The `strict -$[*]` query is successful and returns `-1, -2, -3, -4`.

The `lax -$` query fails as `$` is an array and not a number.

#### Binary operations

JsonPath supports binary arithmetic operations (in descending order of priority):

1. Multiplication `*`, dividing floating-point numbers `/`, and taking the remainder `%` (works as the `MOD` function in `SQL`).
2. Addition `+`, subtraction `-`.

You can change the order of operations using parentheses.

If each argument of a binary operation is not a single number or a number is divided by 0, the query fails in both modes.

##### Examples

- `(1 + 2) * 3` returns `9`
- `1 / 2` returns `0.5`
- `5 % 2` returns `1`
- `1 / 0` fails
- If JSON is `[-32.4, 5.2]`, the `$[0] % $[1]` query returns `-1.2`
- If JSON is `[1, 2, 3, 4]`, the `lax $[*] + $[*]` query fails as the `$[*]` expression execution result is `1, 2, 3, 4`, that is multiple numbers. A binary operation only requires one number for each of its arguments.

### Boolean values

Unlike some other programming languages, Boolean values in JsonPath are not only `true` and `false`, but also `null` (uncertainty).

JsonPath considers any values received from a JSON document to be non-Boolean. For example, a query like `! $.is_valid_user` (a logical negation applied to the `is_valid_user`)  field is syntactically invalid because the `is_valid_user` field value is not Boolean (even when it actually stores `true` or `false`). The correct way to write this kind of query is to explicitly use a comparison with a Boolean value, such as `$.is_valid_user == false`.

### Logical operations

JsonPath supports some logical operations for Boolean values.
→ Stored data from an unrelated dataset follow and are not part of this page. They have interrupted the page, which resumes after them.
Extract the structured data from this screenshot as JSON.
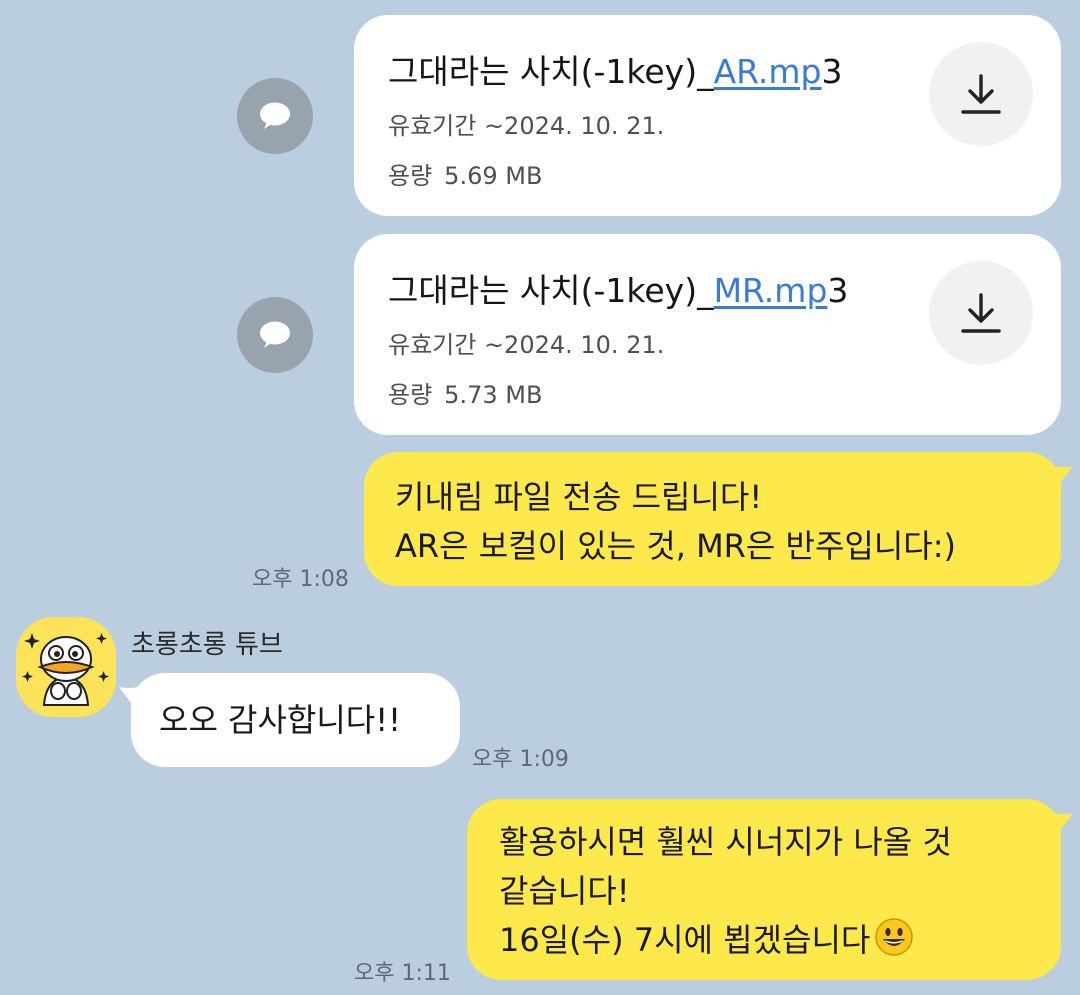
{
  "files": [
    {
      "name_prefix": "그대라는 사치(-1key)_",
      "name_link": "AR.mp",
      "name_suffix": "3",
      "expiry": "유효기간 ~2024. 10. 21.",
      "size_label": "용량",
      "size_value": "5.69 MB",
      "download_icon": "download-icon",
      "comment_icon": "comment-icon"
    },
    {
      "name_prefix": "그대라는 사치(-1key)_",
      "name_link": "MR.mp",
      "name_suffix": "3",
      "expiry": "유효기간 ~2024. 10. 21.",
      "size_label": "용량",
      "size_value": "5.73 MB",
      "download_icon": "download-icon",
      "comment_icon": "comment-icon"
    }
  ],
  "messages": {
    "m1": {
      "lines": [
        "키내림 파일 전송 드립니다!",
        "AR은 보컬이 있는 것, MR은 반주입니다:)"
      ],
      "time": "오후 1:08"
    },
    "m2": {
      "sender": "초롱초롱 튜브",
      "text": "오오 감사합니다!!",
      "time": "오후 1:09"
    },
    "m3": {
      "lines": [
        "활용하시면 훨씬 시너지가 나올 것",
        "같습니다!",
        "16일(수) 7시에 뵙겠습니다"
      ],
      "emoji": "grinning-face-emoji",
      "time": "오후 1:11"
    }
  },
  "colors": {
    "background": "#bacee0",
    "my_bubble": "#fee94d",
    "other_bubble": "#ffffff",
    "link": "#3a7bd5"
  }
}
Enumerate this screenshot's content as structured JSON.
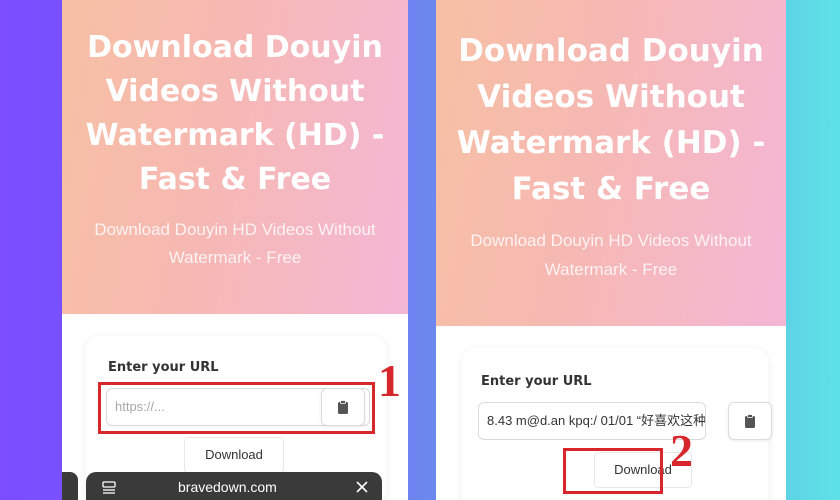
{
  "colors": {
    "accent_red": "#d8262d",
    "hero_start": "#f7c0a4",
    "hero_end": "#f3b7d6"
  },
  "left": {
    "hero_title": "Download Douyin Videos Without Watermark (HD) - Fast & Free",
    "hero_subtitle": "Download Douyin HD Videos Without Watermark - Free",
    "url_label": "Enter your URL",
    "url_placeholder": "https://...",
    "paste_icon": "clipboard-icon",
    "download_label": "Download",
    "step_number": "1"
  },
  "right": {
    "hero_title": "Download Douyin Videos Without Watermark (HD) - Fast & Free",
    "hero_subtitle": "Download Douyin HD Videos Without Watermark - Free",
    "url_label": "Enter your URL",
    "url_value": "8.43 m@d.an kpq:/ 01/01 “好喜欢这种",
    "paste_icon": "clipboard-icon",
    "download_label": "Download",
    "step_number": "2"
  },
  "browser": {
    "url": "bravedown.com",
    "tabs_icon": "tabs-icon",
    "close_icon": "close-icon"
  }
}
The arguments of any logical operation must be a single Boolean value.
All logical operations return a Boolean value.

#### Logical negation, !

Truth table:

| `x` | `!x` |
| ------- | ------- |
| `true` | `false` |
| `false` | `true` |
| `Null` | `Null` |

#### Logical AND, &&

In the truth table, the first column is the left argument, the first row is the right argument, and each cell is the result of using the Logical AND both with the left and right arguments:

| `&&` | `true` | `false` | `Null` |
| ------- | ------- | ------- | ------- |
| `true` | `true` | `false` | `Null` |
| `false` | `false` | `false` | `false` |
| `Null` | `Null` | `false` | `Null` |

#### Logical OR, ||

In the truth table, the first column is the left argument, the first row is the right argument, and each cell is the result of using the logical OR with both the left and right arguments:

| `\|\|` | `true` | `false` | `Null` |
| ------- | ------- | ------- | ------- |
| `true` | `true` | `true` | `true` |
| `false` | `true` | `false` | `Null` |
| `Null` | `true` | `Null` | `Null` |

##### Examples

- `! (true == true)`, the result is `false`
- `(true == true) && (true == false)`, the result is `false`
- `(true == true) || (true == false)`, the result is `true`

### Comparison operators

JsonPath implements comparison operators for values:

- Equality, `==`
- Inequality, `!=`and `<>`
- Less than and less than or equal to, `<` and `=`
- Greater than and greater than or equal to, `>` and `>=`

All comparison operators return a Boolean value. Both operator arguments support multiple values.

If an error occurs when calculating the operator arguments, it returns `null`. In this case, the JsonPath query execution continues.

The arrays of each of the arguments are automatically unpacked. After that, for each pair where the first element is taken from the sequence of the left argument and the second one from the sequence of the right argument:

1. The elements of the pair are compared
2. If an error occurs during the comparison, the `ERROR` flag is set.
3. If the comparison result is true, the flag set is `FOUND`
4. If either the `ERROR` or `FOUND` flag is set and the query is executed in `lax` mode, no more pairs are analyzed.

If the pair analysis results in:

1. The `ERROR` flag is set, the operator returns `null`
2. The `FOUND` flag is set, the operator returns `true`
3. Otherwise, it returns `false`

We can say that this algorithm considers all pairs from the Cartesian product of the left and right arguments, trying to find the pair whose comparison returns true.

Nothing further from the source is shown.